Für den Fall, dass zudem die geplante Reform des Obersten Gerichtshofes umgesetzt wird, kündigt Timmermans an, ein Verfahren nach Artikel 7 EU-Vertrag „sofort“ auslösen. Dieser Teil der Reform ist derzeit durch das Veto von Polens Präsident Duda blockiert. Was daraus folgt ist noch unklar. Die Regierung will die Reform dennoch komplett umsetzen. Das Verfahren nach Artikel 7 sieht mehrere Stufen vor, bis hin zum Entzug des Stimmrechtes auf EU-Ebene.

Richterbund sieht rechtliche Zusammenarbeit mit Polen in Gefahr

Wegen der umstrittenen Justizreform drohen Polen folgenschwere Konsequenzen in der praktischen rechtlichen Zusammenarbeit mit den EU-Staaten.

Die Kommission bekräftigte, sie habe „schwere Bedenken“ gegen die geplanten Justizreformen. Diese Bedenken hat sie in einer Empfehlung an Warschau konkretisiert und die rechtskonservative Regierung aufgefordert, die Probleme „binnen eines Monats anzugehen“. In der Empfehlung wird verlangt, „Gesetze zur Reform des Justizwesens entweder zurückzuziehen oder sie in Übereinstimmung mit der polnischen Verfassung und europäischen Standards zur Unabhängigkeit des Justizwesens zu bringen“. Handelt es sich bei der Monatsfrist um eine Schonfrist? Die polnische Regierung spricht von „Erpressung“.

Applaus bekommt die Kommission derweil aus dem EU-Parlament. So sieht der Grünen-Abgeordnete Sven Giegold in den heutigen Ankündigungen „ein unmissverständliches Signal an die polnische Regierung“. Giegold weißt zudem auf weitere Reformprojekte Polens hin, die gegen EU-Recht verstoßen könnten. „Daher habe ich an Vize-Präsident Frans Timmermans geschrieben und ihn aufgefordert, diese Gesetze ebenso zu analysieren und entsprechend Vertragsverletzungsverfahren auf den Weg zu bringen.“

Manfred Weber, der Vorsitzende der Konservativen im EU-Parlament, sieht es ähnlich. Per Twitter bekundete er Sympathien mit den Protestierenden in Polen und stellte fest, dass die Reformvorhaben der Regierung im kompletten Widerspruch zu den Europäischen Werten stehen.

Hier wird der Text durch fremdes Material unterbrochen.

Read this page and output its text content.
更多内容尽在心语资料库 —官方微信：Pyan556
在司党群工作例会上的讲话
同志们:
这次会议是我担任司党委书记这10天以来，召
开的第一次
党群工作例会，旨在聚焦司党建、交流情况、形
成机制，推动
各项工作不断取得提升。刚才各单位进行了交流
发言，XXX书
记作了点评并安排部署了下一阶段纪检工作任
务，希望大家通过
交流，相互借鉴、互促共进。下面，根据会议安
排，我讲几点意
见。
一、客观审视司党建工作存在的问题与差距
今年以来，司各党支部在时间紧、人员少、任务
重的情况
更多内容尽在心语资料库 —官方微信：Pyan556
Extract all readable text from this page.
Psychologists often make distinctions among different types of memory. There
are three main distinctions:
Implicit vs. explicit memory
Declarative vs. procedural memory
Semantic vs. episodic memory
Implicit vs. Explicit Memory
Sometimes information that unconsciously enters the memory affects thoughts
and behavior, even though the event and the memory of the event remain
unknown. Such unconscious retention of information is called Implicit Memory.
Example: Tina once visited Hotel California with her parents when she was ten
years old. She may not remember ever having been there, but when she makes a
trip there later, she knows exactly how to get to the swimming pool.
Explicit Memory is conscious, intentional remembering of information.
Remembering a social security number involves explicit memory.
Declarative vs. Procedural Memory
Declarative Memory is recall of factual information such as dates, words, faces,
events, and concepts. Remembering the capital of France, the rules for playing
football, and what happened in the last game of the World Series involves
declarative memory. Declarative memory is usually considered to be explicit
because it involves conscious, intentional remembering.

Dass es am Ende tatsächlich zum Stimmrechtsentzug kommt, ist allerdings unwahrscheinlich. Während die Kommission das Vertragsverletzungsverfahren im Alleingang einsetzen kann, ist für die Verhängung von Sanktionen ein einstimmiger Beschluss der anderen Mitgliedsstaaten nötig. Ungarn hat bereits deutlich gemacht, dass es ein solches Vorgehen gegen Polen nicht mittrage.